世話になった人を忘れないのもブラームスの特徴である。シューマン家での話は言うに及ばず、貧しかった少年時代に殆ど無償でピアノを教えてもらったマルクスセンへの恩も忘れていない。45才で作曲した名曲と評された「ピアノ協奏曲第2番」はかつての師マルクスセンに捧げられている。同時期の「ヴァイオリン協奏曲ニ短調」はベートーヴェン、メンデルスゾーンと並んで、「3大ヴァイオリン協奏曲」と言われている名曲であるが、その曲は親友ヨアヒムに献呈している。
ブラームスはロマン派の時代にベートーヴェンの後継者を自負し、「絶対音楽」を信奉したので「新古典主義」と呼ばれた。一方で新時代を象徴する音楽として「新ドイツ学派」が台頭している。ワーグナーやリストを信奉するグループである。ワーグナーに心酔する哲学者ニーチェは「ブラームスの音楽は憂鬱と悲哀である。」と酷評したと言われる。ワーグナーに妻をとられたビューローは当然ながらブラームス派である。この対立はワーグナー対ブラームスとも言われていたが、ブラームス本人はワーグナーの音楽も愛しその歌劇を楽しんでいた。

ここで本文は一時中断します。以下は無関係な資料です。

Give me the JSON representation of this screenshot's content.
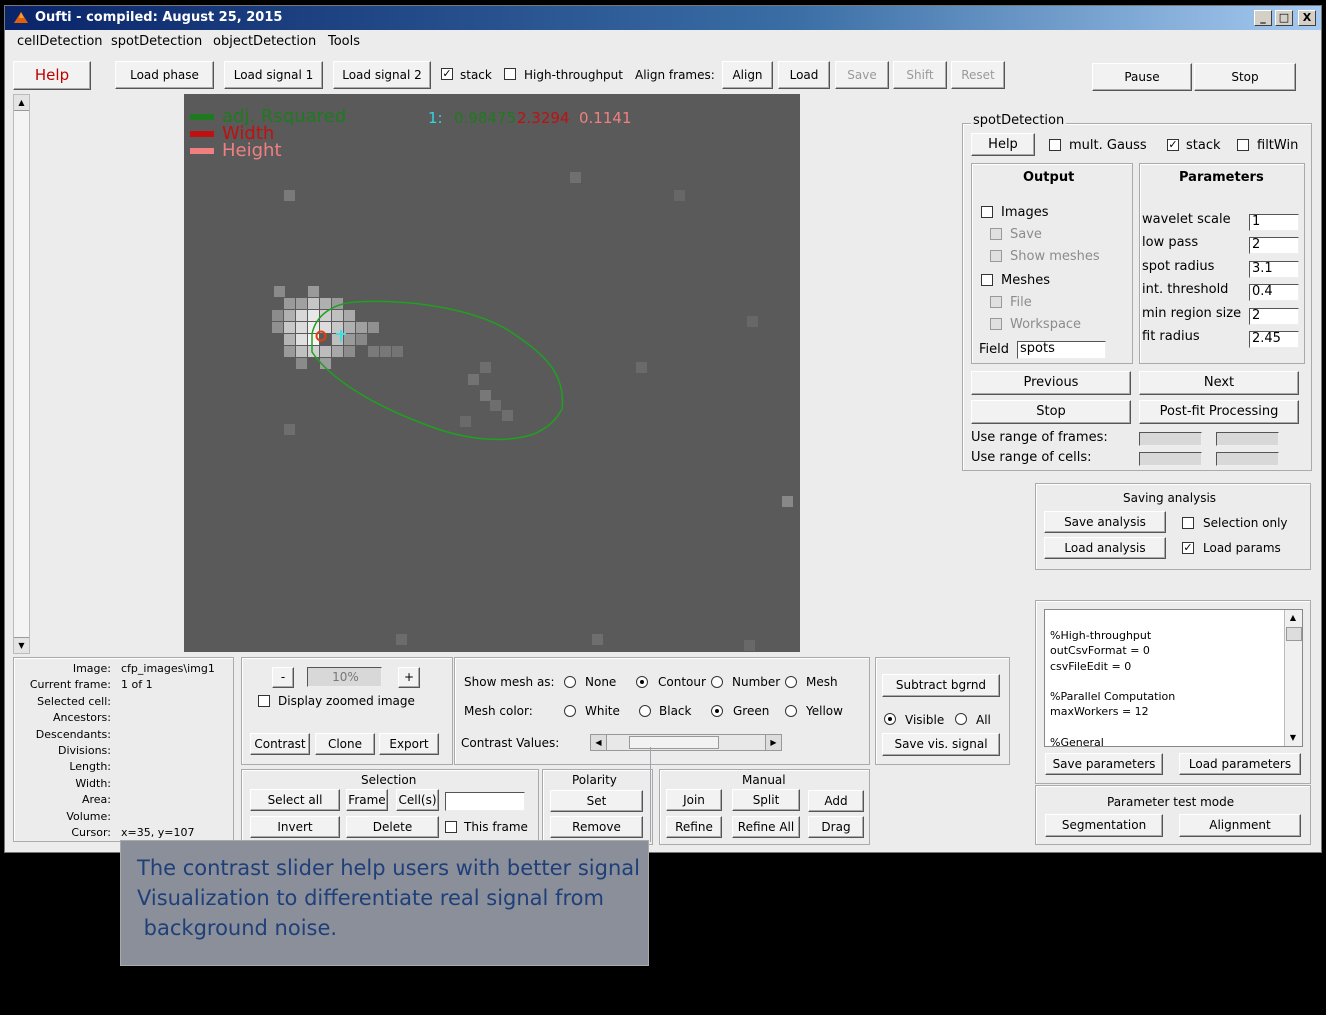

「ハンガリー舞曲」が大ヒットし、名声を手にし収入が安定しても貴族趣味を嫌い、自然と庶民的生活を好んだ。家政婦と3部屋のアパートに住み朝の散歩と「赤いはりねずみ」という小さなレストランで昼食を取るのが日課だった。貰った賞品や記念品などは気前良く親戚たちに与え、ドヴォルザークを始め若い音楽家たちには惜しみ無く支援した。無愛想なところがあり、大人にはよく誤解されたが子供たちには人気があった。独身を貫いたため子供がいないのは残念ではあるが、国を愛し、音楽を愛し、友を愛し、こよなく酒を愛し、一途な恋を貫いた。ブラームスはベートーヴェンの後継者に相応しく、武骨ではあるが、限りなく男らしく、暖かい。
~~さわやか易の見方~~
*** *** 上卦は沢
******** 喜び、親睦、少女
********
*** *** 下卦は雷
*** *** 行動、志、長男
********
「沢雷随」の卦。随は従うこと。人は何かに従って生きている。何に従うかが重要である。ブラームスは偉大な先輩であるベートーヴェンに従って生きた。常に偉大なるものに従うものは謙虚である。傲慢になったり目標を失ったりはしない。いつの間にか若い者が従ってくるようになる。
ブラームスはベートーヴェンとともにいかにもドイツ人である。ドイツ人は法を重んじ倫理観を大切にする。ある意味ではフランス人ほど面白みに欠ける。フランス文化のような華やかさはないが、重厚な意志があり、深い知恵がある。言葉のない交響曲はやはりドイツ人の創作が群を抜いていると思う。